In campo regolaristico, intanto, la Valli Bergamasche entra nella leggenda e da
classicissima nazionale diventa prima internazionale e poi prova valevole per il
campionato europeo. Le sue edizioni sono arrivate a quota 38 con l'ultima, per
la terza volta assurta a livello mondiale, che si è disputata nel maggio 2002. Nel 1968 il Moto
Club Bergamo organizza per la prima volta la Sei Giorni Internazionale (a San
Pellegrino Terme), nell'81 i suoi migliori dirigenti e soci collaborano alla
riuscita della 56esima edizione all'isola d'Elba e nel 1986 l'eccezionale
avvenimento torna in Val Brembana, nuovamente a San Pellegrino Terme.
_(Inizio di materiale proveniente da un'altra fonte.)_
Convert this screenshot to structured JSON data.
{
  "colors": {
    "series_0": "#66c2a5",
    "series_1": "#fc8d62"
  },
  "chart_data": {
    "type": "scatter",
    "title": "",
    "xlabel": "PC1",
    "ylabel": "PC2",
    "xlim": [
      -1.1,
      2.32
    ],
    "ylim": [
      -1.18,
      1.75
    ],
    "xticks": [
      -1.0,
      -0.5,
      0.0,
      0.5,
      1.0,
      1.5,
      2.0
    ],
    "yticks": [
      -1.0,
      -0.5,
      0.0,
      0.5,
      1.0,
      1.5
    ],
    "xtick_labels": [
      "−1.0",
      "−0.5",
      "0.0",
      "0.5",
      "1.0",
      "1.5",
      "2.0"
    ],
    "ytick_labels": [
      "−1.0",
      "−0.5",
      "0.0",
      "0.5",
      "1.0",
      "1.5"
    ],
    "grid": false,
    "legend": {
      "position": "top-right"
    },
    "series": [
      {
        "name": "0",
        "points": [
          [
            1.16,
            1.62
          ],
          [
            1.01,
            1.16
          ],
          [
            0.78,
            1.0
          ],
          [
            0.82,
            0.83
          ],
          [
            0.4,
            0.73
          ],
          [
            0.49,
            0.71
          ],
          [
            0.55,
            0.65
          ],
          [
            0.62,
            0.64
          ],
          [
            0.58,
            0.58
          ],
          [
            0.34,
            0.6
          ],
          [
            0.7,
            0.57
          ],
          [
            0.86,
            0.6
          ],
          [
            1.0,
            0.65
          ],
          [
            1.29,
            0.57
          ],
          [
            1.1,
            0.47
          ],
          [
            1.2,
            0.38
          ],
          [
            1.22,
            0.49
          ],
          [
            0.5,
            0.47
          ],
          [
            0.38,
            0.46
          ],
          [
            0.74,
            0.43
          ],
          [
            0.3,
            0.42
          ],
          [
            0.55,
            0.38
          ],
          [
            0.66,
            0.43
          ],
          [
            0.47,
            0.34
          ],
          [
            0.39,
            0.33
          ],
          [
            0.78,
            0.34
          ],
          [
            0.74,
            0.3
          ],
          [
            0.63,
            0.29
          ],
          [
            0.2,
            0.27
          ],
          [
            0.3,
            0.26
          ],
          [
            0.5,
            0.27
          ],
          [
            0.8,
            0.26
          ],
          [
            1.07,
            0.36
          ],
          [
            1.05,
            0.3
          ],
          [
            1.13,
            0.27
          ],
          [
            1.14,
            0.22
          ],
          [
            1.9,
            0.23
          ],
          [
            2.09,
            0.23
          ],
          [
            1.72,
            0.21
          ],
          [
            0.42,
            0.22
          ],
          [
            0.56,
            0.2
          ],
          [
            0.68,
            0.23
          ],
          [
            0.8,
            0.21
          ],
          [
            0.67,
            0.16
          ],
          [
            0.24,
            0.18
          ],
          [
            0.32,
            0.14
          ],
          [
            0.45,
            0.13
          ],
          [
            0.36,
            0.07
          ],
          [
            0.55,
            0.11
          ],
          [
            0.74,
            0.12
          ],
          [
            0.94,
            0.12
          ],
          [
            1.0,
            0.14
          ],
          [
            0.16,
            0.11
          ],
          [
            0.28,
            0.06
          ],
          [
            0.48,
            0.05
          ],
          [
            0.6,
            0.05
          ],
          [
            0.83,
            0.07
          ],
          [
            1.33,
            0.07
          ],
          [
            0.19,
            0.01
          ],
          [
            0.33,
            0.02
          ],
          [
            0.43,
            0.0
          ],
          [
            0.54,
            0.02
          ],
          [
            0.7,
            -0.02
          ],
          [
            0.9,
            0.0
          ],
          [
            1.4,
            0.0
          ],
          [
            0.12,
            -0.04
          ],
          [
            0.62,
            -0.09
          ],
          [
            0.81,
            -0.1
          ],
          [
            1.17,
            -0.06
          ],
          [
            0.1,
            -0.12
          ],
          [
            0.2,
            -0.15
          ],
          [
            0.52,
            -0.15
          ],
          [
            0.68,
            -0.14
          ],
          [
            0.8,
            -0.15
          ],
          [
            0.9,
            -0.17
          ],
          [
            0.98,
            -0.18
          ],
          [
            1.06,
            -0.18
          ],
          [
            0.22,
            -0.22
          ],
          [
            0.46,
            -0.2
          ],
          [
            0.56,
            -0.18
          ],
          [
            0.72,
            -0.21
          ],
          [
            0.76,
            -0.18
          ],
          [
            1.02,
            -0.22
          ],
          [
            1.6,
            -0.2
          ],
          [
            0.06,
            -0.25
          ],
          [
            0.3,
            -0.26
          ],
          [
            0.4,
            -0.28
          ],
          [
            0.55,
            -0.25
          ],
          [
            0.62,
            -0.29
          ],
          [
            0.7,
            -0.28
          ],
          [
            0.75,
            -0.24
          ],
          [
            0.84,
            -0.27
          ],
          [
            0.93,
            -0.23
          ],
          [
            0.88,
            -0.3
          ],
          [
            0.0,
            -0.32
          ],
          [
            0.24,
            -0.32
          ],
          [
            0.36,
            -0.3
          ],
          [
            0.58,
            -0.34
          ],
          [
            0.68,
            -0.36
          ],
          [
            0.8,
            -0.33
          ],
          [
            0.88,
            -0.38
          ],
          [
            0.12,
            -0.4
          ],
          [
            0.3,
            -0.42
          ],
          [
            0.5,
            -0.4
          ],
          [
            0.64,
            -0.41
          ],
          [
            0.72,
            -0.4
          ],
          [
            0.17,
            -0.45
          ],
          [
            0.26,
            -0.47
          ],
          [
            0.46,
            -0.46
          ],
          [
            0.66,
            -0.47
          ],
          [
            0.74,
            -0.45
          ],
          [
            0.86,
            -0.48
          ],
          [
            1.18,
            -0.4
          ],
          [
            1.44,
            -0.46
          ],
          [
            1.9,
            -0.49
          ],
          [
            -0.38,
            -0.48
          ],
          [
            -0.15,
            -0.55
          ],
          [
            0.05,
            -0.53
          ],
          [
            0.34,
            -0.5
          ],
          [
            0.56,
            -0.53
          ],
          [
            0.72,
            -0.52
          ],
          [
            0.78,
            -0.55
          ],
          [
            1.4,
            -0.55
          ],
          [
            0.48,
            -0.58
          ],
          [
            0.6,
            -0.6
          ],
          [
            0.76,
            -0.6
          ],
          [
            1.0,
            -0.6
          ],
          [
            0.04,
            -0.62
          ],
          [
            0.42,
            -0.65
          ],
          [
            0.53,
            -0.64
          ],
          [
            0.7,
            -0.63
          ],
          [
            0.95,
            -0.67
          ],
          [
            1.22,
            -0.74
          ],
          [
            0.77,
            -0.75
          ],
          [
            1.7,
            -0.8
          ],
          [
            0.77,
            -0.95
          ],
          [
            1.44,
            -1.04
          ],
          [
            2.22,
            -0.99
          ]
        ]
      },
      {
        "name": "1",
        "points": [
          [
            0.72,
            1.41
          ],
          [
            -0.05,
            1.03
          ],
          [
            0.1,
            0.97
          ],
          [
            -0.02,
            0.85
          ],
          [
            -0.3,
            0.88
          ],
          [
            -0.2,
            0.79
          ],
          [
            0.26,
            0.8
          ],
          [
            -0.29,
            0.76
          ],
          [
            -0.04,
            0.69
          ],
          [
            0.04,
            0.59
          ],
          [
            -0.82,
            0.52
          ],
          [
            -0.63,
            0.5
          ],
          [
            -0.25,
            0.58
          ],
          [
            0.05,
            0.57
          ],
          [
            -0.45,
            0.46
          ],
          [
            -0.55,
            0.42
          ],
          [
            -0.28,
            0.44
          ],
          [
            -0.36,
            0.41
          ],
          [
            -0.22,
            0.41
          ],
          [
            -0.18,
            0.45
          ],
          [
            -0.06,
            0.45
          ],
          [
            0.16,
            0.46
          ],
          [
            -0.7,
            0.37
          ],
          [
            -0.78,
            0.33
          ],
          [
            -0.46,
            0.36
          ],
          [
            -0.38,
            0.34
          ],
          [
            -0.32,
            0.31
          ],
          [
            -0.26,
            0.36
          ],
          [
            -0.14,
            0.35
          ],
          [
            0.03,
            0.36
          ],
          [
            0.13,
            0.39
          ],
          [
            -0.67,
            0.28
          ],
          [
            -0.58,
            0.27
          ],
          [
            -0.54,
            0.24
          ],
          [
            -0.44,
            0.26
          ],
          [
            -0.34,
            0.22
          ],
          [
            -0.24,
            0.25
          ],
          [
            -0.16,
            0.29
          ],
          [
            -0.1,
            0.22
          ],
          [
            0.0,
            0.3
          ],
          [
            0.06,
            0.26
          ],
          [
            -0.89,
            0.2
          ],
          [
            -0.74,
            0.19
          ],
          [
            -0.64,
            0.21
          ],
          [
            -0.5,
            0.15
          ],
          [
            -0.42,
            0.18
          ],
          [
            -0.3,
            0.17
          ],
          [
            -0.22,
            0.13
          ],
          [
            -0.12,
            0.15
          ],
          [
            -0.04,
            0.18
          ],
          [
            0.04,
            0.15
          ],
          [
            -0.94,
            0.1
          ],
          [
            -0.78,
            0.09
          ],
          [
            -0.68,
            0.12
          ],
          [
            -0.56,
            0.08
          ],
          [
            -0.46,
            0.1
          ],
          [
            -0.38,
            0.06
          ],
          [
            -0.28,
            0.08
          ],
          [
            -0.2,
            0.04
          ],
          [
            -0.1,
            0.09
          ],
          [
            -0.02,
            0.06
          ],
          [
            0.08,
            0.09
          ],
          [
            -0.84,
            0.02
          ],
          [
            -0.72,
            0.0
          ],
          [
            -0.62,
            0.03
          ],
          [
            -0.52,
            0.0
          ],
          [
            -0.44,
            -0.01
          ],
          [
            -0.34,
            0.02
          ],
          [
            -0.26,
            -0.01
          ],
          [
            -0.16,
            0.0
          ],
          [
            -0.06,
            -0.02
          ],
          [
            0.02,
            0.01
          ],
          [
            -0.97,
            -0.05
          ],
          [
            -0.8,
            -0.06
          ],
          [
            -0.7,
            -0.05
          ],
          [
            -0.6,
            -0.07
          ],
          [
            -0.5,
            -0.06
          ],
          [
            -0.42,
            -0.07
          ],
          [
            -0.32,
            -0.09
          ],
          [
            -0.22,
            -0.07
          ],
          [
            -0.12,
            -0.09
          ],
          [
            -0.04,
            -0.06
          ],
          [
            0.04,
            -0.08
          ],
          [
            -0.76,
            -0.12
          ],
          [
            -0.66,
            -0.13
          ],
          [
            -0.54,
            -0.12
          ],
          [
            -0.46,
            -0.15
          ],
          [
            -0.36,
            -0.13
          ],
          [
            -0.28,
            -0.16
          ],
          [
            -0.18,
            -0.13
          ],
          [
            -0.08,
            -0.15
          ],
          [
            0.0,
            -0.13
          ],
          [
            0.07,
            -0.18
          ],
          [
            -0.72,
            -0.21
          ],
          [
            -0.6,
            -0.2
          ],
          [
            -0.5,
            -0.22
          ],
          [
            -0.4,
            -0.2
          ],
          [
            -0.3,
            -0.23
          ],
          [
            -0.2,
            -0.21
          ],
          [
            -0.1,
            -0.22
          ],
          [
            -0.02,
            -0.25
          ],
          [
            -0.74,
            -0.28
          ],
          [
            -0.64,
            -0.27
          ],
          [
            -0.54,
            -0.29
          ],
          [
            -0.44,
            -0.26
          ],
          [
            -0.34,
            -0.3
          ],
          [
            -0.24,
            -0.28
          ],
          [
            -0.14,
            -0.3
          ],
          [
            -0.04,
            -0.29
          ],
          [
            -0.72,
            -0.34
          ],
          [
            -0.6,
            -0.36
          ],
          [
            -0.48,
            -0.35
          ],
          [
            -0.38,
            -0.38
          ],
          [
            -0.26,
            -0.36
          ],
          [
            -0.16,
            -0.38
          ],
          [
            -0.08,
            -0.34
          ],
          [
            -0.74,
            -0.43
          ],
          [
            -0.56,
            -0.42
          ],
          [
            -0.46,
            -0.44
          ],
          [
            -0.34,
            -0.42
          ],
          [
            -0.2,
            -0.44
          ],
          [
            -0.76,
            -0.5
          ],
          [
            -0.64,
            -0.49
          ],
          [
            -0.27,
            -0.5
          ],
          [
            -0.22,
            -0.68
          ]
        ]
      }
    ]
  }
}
Notevole l'impegno anche in ambito trialistico. Il Moto Club Bergamo ha
organizzato, ad esempio, quattro Gran premi d'Italia della specialità, nel '76 e
nell'86 nella Conca della Presolana, nel '93 a Foppolo e, ultimo della serie,
nel 2001 nuovamente a Foppolo, in
Alta Val Brembana.
Nel frattempo viene sempre piu' messa a punto l'indovinata e fortunata formula
della Cavalcata delle Valli Orobiche, da anni gigantesca e festosa
manifestazione di chiusura dell'attivita' stagionale, un appuntamento che si
rinnova continuamente e che ha battuto ogni record di partecipazione arrivando
ad allineare oltre tremila centauri. Tra le altre manifestazioni di spicco,
vecchie e nuove, meritano poi una segnalazione la Valli Revival, l'Indoor
internazionale di motocross, i Trofei Super Team e Super Club di trial, il
Minetti Trophy-Enduro delle Orobie, il Trofeo delle Regioni-Memorial Giampaolo
Marinoni di minicross, il Notturno in moto, tutti appuntamenti classici, ogni
volta attesi con ansia dagli appassionati.
Numerosi i riconoscimenti che hanno premiato questa frenetica attività a
cominciare dalla Stella d'oro al merito sportivo attribuita dal Coni al Moto
Club Bergamo nel 1987. Diverse le sedi dove il club ha operato: fino all'87 in
via Locatelli, fino al '96 in via Corridoni, quindi presso il Palazzetto dello
Sport, alla Casa dello Sport di via Gleno e attualmente in via Carnovali,
nell'edificio occupato dalla società CaSaforte.
Dal 1984 al 1992 il presidente del sodalizio e' stato Luigi Ribolla il quale, da
affermato manager industriale di livello internazionale, ne ha accelerato il
processo di professionalizzazione mentre dall'inizio del '93 il timone è
passato nelle mani di Franco Acerbis, affermato imprenditore ed organizzatore.
Attualmente al vertice c'è Andrea Gatti (è stato eletto nel 1997), già vicepresidente, col quale il numero degli affiliati è salito di quasi
il 50 per cento e col quale il Club ha dato vita ad alcune riuscitissime
edizioni della Valli Bergamasche e della Cavalcata.